New building on Cedar Hills Boulevard triples available space in anticipation of 50 percent more patients; grand-opening ceremonies scheduled Aug. 10 and 11

TIMES PHOTO: PETER WONG - Virginia Garcia Memorial Foundation opens a larger wellness clinic at Cedar Hills Crossing in Beaverton. Opening ceremonies are scheduled Aug. 10-11.Cornelius-based Virginia Garcia Memorial Foundation has opened a new primary clinic in Beaverton.

The new 36,000-square-foot clinic at 2725 S.W. Cedar Hills Blvd. began operation on Monday, July 23. The clinic is is three times the size of an old Virginia Garcia clinic to the south. It will enable the staff to see 50 percent more patients than the 12,000 now served annually.

Normal hours are 8 a.m. to 7 p.m. Monday through Friday.

Grand-opening celebrations are scheduled Aug. 10 and 11.

U.S. Rep. Suzanne Bonamici, D-Ore., will be the keynote speaker at the Aug. 10 ceremony.

The foundation plans a CAREnival open to the public from noon to 4 p.m. Aug. 11. Dental sealants, free immunizations and sports physicals will be offered — they are on a first-come, first-served basis — and the Lions Club will sponsor vision tests. The event will offer other health screenings, such as blood pressure checks.

There will be a balloon artist, face painting, live entertainment and music. Tualatin Hills Park and Recreation District will bring its RecMobile and Bouncy House.

NW Natural and Reser's Fine Foods will offer hot dogs.

Ground was broken for the building on Nov. 14, 2016.

For Serena Cruz, the foundation's executive director, the new clinic will be a big change from what the staff has been used to. When the old clinic opened in 2004, it served 3,000 patients.

"If I could do cartwheels, I would have done cartwheels in that (new) space," said Cruz, a former Multnomah County commissioner.

"It's almost too big. After being squashed for so long, I think it's going to take them a little time to realize they can breathe. People who have been functioning in the dark with little elbow room now have light."

Cruz spoke at a meeting July 24 with Washington County commissioners, who approved $250,000 toward the $7.7 million the foundation raised for the project. Most came from foundations, state and federal grants, Care Oregon and Providence Health & Services.

Cruz said the Virginia Garcia board decided against borrowing money to complete the building.

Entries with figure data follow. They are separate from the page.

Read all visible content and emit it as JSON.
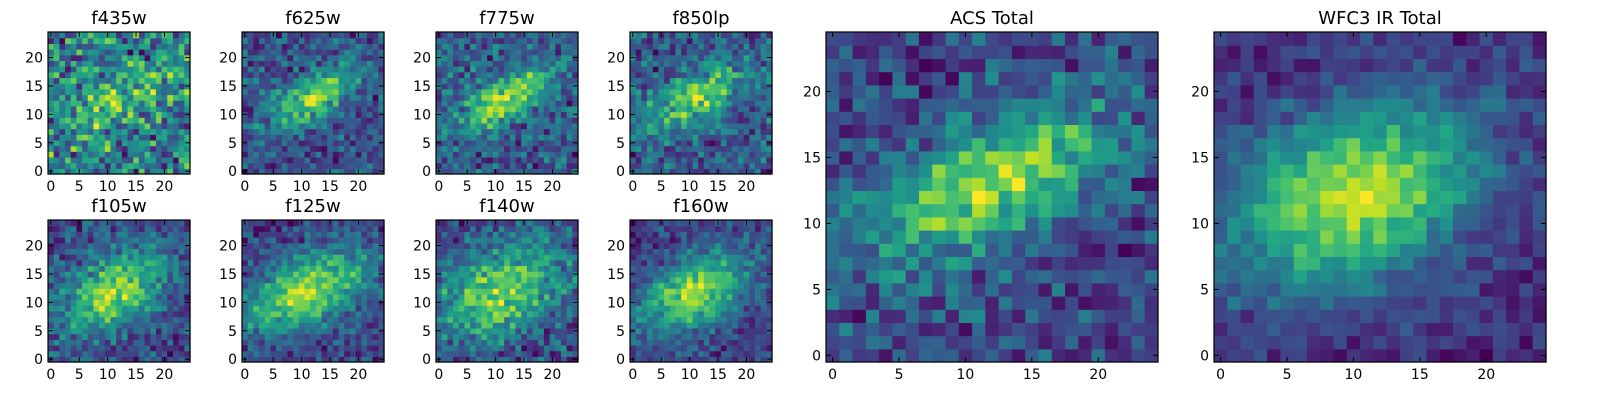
{
  "figure": {
    "description_type": "grid of 2D image panels (pixel maps)",
    "colormap": "viridis"
  },
  "chart_data": [
    {
      "type": "heatmap",
      "title": "f435w",
      "grid_size": 25,
      "xlim": [
        0,
        24
      ],
      "ylim": [
        0,
        24
      ],
      "xticks": [
        "0",
        "5",
        "10",
        "15",
        "20"
      ],
      "yticks": [
        "0",
        "5",
        "10",
        "15",
        "20"
      ],
      "noise": 0.4,
      "blob": {
        "cx": 12,
        "cy": 12,
        "amp": 0.3,
        "sx": 7,
        "sy": 3,
        "angle_deg": 30
      },
      "base": 0.62,
      "seed": 11
    },
    {
      "type": "heatmap",
      "title": "f625w",
      "grid_size": 25,
      "xlim": [
        0,
        24
      ],
      "ylim": [
        0,
        24
      ],
      "xticks": [
        "0",
        "5",
        "10",
        "15",
        "20"
      ],
      "yticks": [
        "0",
        "5",
        "10",
        "15",
        "20"
      ],
      "noise": 0.3,
      "blob": {
        "cx": 12,
        "cy": 13,
        "amp": 0.6,
        "sx": 6,
        "sy": 2.6,
        "angle_deg": 30
      },
      "base": 0.38,
      "seed": 23
    },
    {
      "type": "heatmap",
      "title": "f775w",
      "grid_size": 25,
      "xlim": [
        0,
        24
      ],
      "ylim": [
        0,
        24
      ],
      "xticks": [
        "0",
        "5",
        "10",
        "15",
        "20"
      ],
      "yticks": [
        "0",
        "5",
        "10",
        "15",
        "20"
      ],
      "noise": 0.3,
      "blob": {
        "cx": 12,
        "cy": 13,
        "amp": 0.6,
        "sx": 6,
        "sy": 2.6,
        "angle_deg": 30
      },
      "base": 0.38,
      "seed": 37
    },
    {
      "type": "heatmap",
      "title": "f850lp",
      "grid_size": 25,
      "xlim": [
        0,
        24
      ],
      "ylim": [
        0,
        24
      ],
      "xticks": [
        "0",
        "5",
        "10",
        "15",
        "20"
      ],
      "yticks": [
        "0",
        "5",
        "10",
        "15",
        "20"
      ],
      "noise": 0.32,
      "blob": {
        "cx": 11,
        "cy": 13,
        "amp": 0.55,
        "sx": 6,
        "sy": 2.8,
        "angle_deg": 30
      },
      "base": 0.45,
      "seed": 41
    },
    {
      "type": "heatmap",
      "title": "f105w",
      "grid_size": 25,
      "xlim": [
        0,
        24
      ],
      "ylim": [
        0,
        24
      ],
      "xticks": [
        "0",
        "5",
        "10",
        "15",
        "20"
      ],
      "yticks": [
        "0",
        "5",
        "10",
        "15",
        "20"
      ],
      "noise": 0.25,
      "blob": {
        "cx": 11,
        "cy": 12,
        "amp": 0.6,
        "sx": 7,
        "sy": 4,
        "angle_deg": 30
      },
      "base": 0.4,
      "seed": 53
    },
    {
      "type": "heatmap",
      "title": "f125w",
      "grid_size": 25,
      "xlim": [
        0,
        24
      ],
      "ylim": [
        0,
        24
      ],
      "xticks": [
        "0",
        "5",
        "10",
        "15",
        "20"
      ],
      "yticks": [
        "0",
        "5",
        "10",
        "15",
        "20"
      ],
      "noise": 0.22,
      "blob": {
        "cx": 11,
        "cy": 12,
        "amp": 0.65,
        "sx": 8,
        "sy": 4,
        "angle_deg": 25
      },
      "base": 0.35,
      "seed": 67
    },
    {
      "type": "heatmap",
      "title": "f140w",
      "grid_size": 25,
      "xlim": [
        0,
        24
      ],
      "ylim": [
        0,
        24
      ],
      "xticks": [
        "0",
        "5",
        "10",
        "15",
        "20"
      ],
      "yticks": [
        "0",
        "5",
        "10",
        "15",
        "20"
      ],
      "noise": 0.28,
      "blob": {
        "cx": 11,
        "cy": 12,
        "amp": 0.55,
        "sx": 8,
        "sy": 5,
        "angle_deg": 25
      },
      "base": 0.45,
      "seed": 79
    },
    {
      "type": "heatmap",
      "title": "f160w",
      "grid_size": 25,
      "xlim": [
        0,
        24
      ],
      "ylim": [
        0,
        24
      ],
      "xticks": [
        "0",
        "5",
        "10",
        "15",
        "20"
      ],
      "yticks": [
        "0",
        "5",
        "10",
        "15",
        "20"
      ],
      "noise": 0.22,
      "blob": {
        "cx": 11,
        "cy": 12,
        "amp": 0.65,
        "sx": 7,
        "sy": 4,
        "angle_deg": 30
      },
      "base": 0.3,
      "seed": 83
    },
    {
      "type": "heatmap",
      "title": "ACS Total",
      "grid_size": 25,
      "xlim": [
        0,
        24
      ],
      "ylim": [
        0,
        24
      ],
      "xticks": [
        "0",
        "5",
        "10",
        "15",
        "20"
      ],
      "yticks": [
        "0",
        "5",
        "10",
        "15",
        "20"
      ],
      "noise": 0.22,
      "blob": {
        "cx": 12,
        "cy": 13,
        "amp": 0.55,
        "sx": 7,
        "sy": 3,
        "angle_deg": 25
      },
      "base": 0.42,
      "seed": 97
    },
    {
      "type": "heatmap",
      "title": "WFC3 IR Total",
      "grid_size": 25,
      "xlim": [
        0,
        24
      ],
      "ylim": [
        0,
        24
      ],
      "xticks": [
        "0",
        "5",
        "10",
        "15",
        "20"
      ],
      "yticks": [
        "0",
        "5",
        "10",
        "15",
        "20"
      ],
      "noise": 0.15,
      "blob": {
        "cx": 10,
        "cy": 12,
        "amp": 0.7,
        "sx": 7,
        "sy": 4.5,
        "angle_deg": 25
      },
      "base": 0.25,
      "seed": 101
    }
  ]
}
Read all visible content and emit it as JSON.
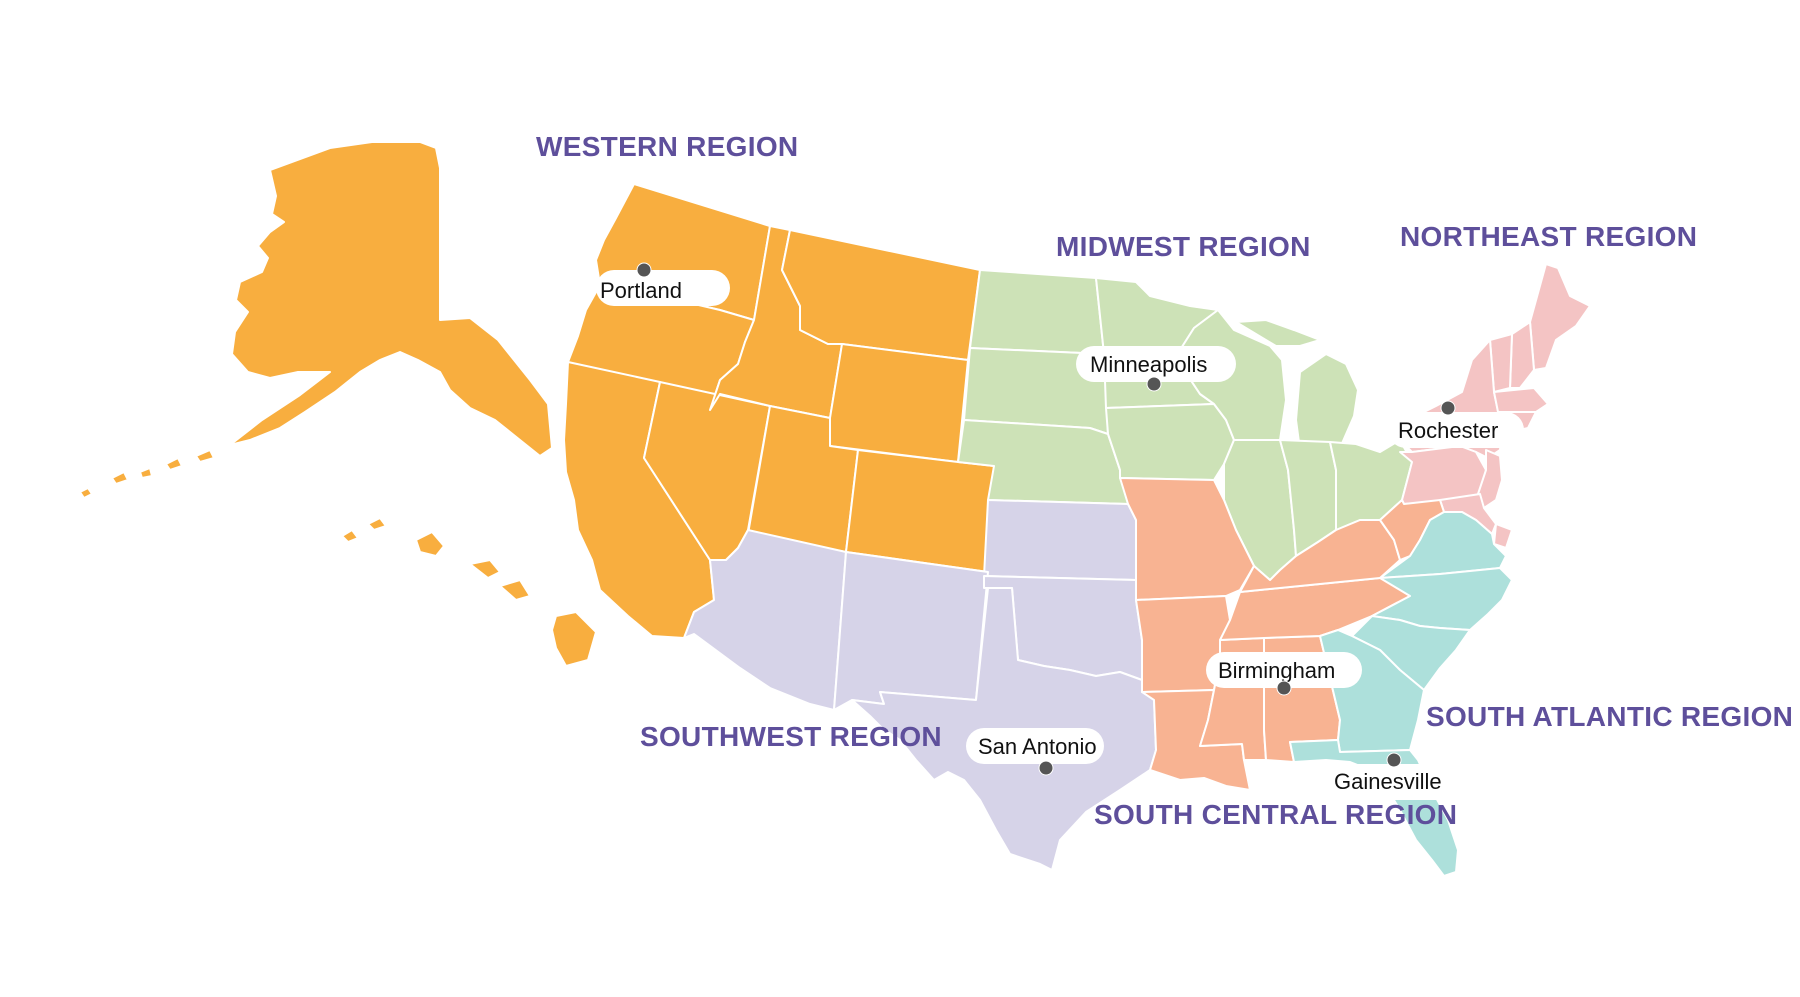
{
  "colors": {
    "western": "#f8ae3f",
    "midwest": "#cde2b7",
    "northeast": "#f4c4c4",
    "southwest": "#d6d3e8",
    "south_central": "#f8b392",
    "south_atlantic": "#ade0db",
    "label": "#5e4f9b",
    "city_dot": "#555555"
  },
  "regions": {
    "western": "WESTERN REGION",
    "midwest": "MIDWEST REGION",
    "northeast": "NORTHEAST REGION",
    "southwest": "SOUTHWEST REGION",
    "south_central": "SOUTH CENTRAL REGION",
    "south_atlantic": "SOUTH ATLANTIC REGION"
  },
  "cities": {
    "portland": "Portland",
    "minneapolis": "Minneapolis",
    "rochester": "Rochester",
    "san_antonio": "San Antonio",
    "birmingham": "Birmingham",
    "gainesville": "Gainesville"
  }
}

"We have invested those resources back into our patients and serving the uninsured," she said.

Virginia Garcia Memorial Foundation runs clinics and programs in Washington and Yamhill counties, including six school-based health centers. Two-thirds of the patients are under the federal poverty level, and 42 percent are under age 18.

Cruz said the Beaverton clinic has a waiting list of more than 500 uninsured patients.

"Our staff is super-excited about working through the list and getting those people into care," she said.